At Level II, the Paegniaria has a special defense, Tumbling (+1 Block, +4 Stand Up), that she uses to easily avoid being Knocked Down. Her special skill Whipping allows her to attack any enemy on a 3-hex radius, preventing counterattacks (even if every Fumble cancels a Success); only the blue Laquearius is able to reach that long. As her team-mate, the Desultor, she cannot be trained to Level III.
Design process
(HistorY of a hairstYle)
Alfonso: “Remember: All the visual representations of the paegniarii that we know of carry a whip in their right hand and a stick in the left (or a stick in both of them).
Also, the hairstyle: The ponytail that you draw on your sketch is not documented for Roman women.”
I proposed a new, intermediate hairstyle, inspired by the Ammannati’s Leda with the Swan statue (Museo Nazionale de Bargello), inspired in turn by a Michelangelo lost work.
But it wasn’t accepted either, being from the XVIth century. We thought about other examples, like the J. Paul Getty Museum’s own Leda and the Swan, from the first century A.D., and we discussed about the correctness of the classical interpretation in Clodion’s Offering to Priapus, also in the Getty Museum, with a similar hairstyle to the Louvre’s Three Graces, a Roman copy from the imperial period.

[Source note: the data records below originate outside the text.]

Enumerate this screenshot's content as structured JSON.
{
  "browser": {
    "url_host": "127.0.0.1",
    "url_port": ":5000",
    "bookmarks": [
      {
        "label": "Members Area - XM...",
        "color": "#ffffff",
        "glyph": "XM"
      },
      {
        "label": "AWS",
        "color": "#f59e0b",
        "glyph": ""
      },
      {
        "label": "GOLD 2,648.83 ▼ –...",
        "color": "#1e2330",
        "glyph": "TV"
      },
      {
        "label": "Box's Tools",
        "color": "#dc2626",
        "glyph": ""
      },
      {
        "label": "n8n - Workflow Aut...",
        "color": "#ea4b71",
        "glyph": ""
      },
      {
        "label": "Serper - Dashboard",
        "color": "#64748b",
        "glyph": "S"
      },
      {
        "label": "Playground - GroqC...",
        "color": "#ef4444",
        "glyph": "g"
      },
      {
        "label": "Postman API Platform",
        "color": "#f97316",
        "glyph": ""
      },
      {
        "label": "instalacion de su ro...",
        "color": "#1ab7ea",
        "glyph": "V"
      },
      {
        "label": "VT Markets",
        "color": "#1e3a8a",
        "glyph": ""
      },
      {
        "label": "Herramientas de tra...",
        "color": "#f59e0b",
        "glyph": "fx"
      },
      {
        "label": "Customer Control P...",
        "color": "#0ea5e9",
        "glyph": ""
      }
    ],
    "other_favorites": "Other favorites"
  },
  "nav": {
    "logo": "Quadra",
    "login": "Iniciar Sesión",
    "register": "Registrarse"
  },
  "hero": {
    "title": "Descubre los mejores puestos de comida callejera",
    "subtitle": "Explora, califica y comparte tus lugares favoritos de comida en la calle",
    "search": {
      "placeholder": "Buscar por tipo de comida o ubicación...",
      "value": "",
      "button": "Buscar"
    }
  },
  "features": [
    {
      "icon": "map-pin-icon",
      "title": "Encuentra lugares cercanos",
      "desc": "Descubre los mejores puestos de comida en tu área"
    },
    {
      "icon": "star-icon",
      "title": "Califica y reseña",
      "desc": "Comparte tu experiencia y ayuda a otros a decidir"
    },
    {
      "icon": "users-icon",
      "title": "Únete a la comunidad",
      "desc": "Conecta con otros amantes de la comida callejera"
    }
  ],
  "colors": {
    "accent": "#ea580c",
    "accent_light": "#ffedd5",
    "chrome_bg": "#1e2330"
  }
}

Alfonso: “In fact, that hairstyle (The Three Graces’ one) is a Greek one, probably from around IVth century b.C., the original’s date of production. So it’s unlikely that Roman women from that time wore it, moreso Roman women some centuries later (and that’s when Gladiatoris is set), and of course, lower-class women such as those appearing on the Arena were not likely at all to wear it.
The more rigorous approach is to make her wear the only hairstyle appearing in sources showing women taking part in the Arena spectacles; that is, the hairstyle of the gladiatrices from Ephesus and Hamburg: the braid around the head.”
…In fact, Alfonso Mañas himself had identified just some years before the statue from the Hamburg’s Museum für Kunst Und Gewerbein as a Thracian victorious gladiatrix, armed with a sica.
Definitely the braid around the head looked like the best option here.
After agreeing to a graceful stance, appropriate to her abilities in the game, we detailed the first 3D model… but the sculptors surprised us!
David: “You have added the ponytail that I had finally agreed with Alfonso to eliminate (or, at the most, to be very short). Also, the ribbon goes under the braids, but those braids circling the head, have to gather up all hair, not only the fringe (the first ribbon works as a diadem, as in the references).”
We were really obsessed over that hairstyle!
Those corrections were approved by Alfonso… Settled at last! That discussion only took three weeks… 😀
We also changed her stick to make it different from an Egyptian scepter (any religious implication would be out of place in the ludi from the imperial period), and we added some grain to the wood. The carving represents a lycaon, the orange team’s small Beast.
Finally, we carved a serpent’s head on the whip’s handle, and a bifid viper tail, as the serpent appears in the Acrobats’ banner (a combination of the caduceus and the rod of Asclepius). Miniature finished!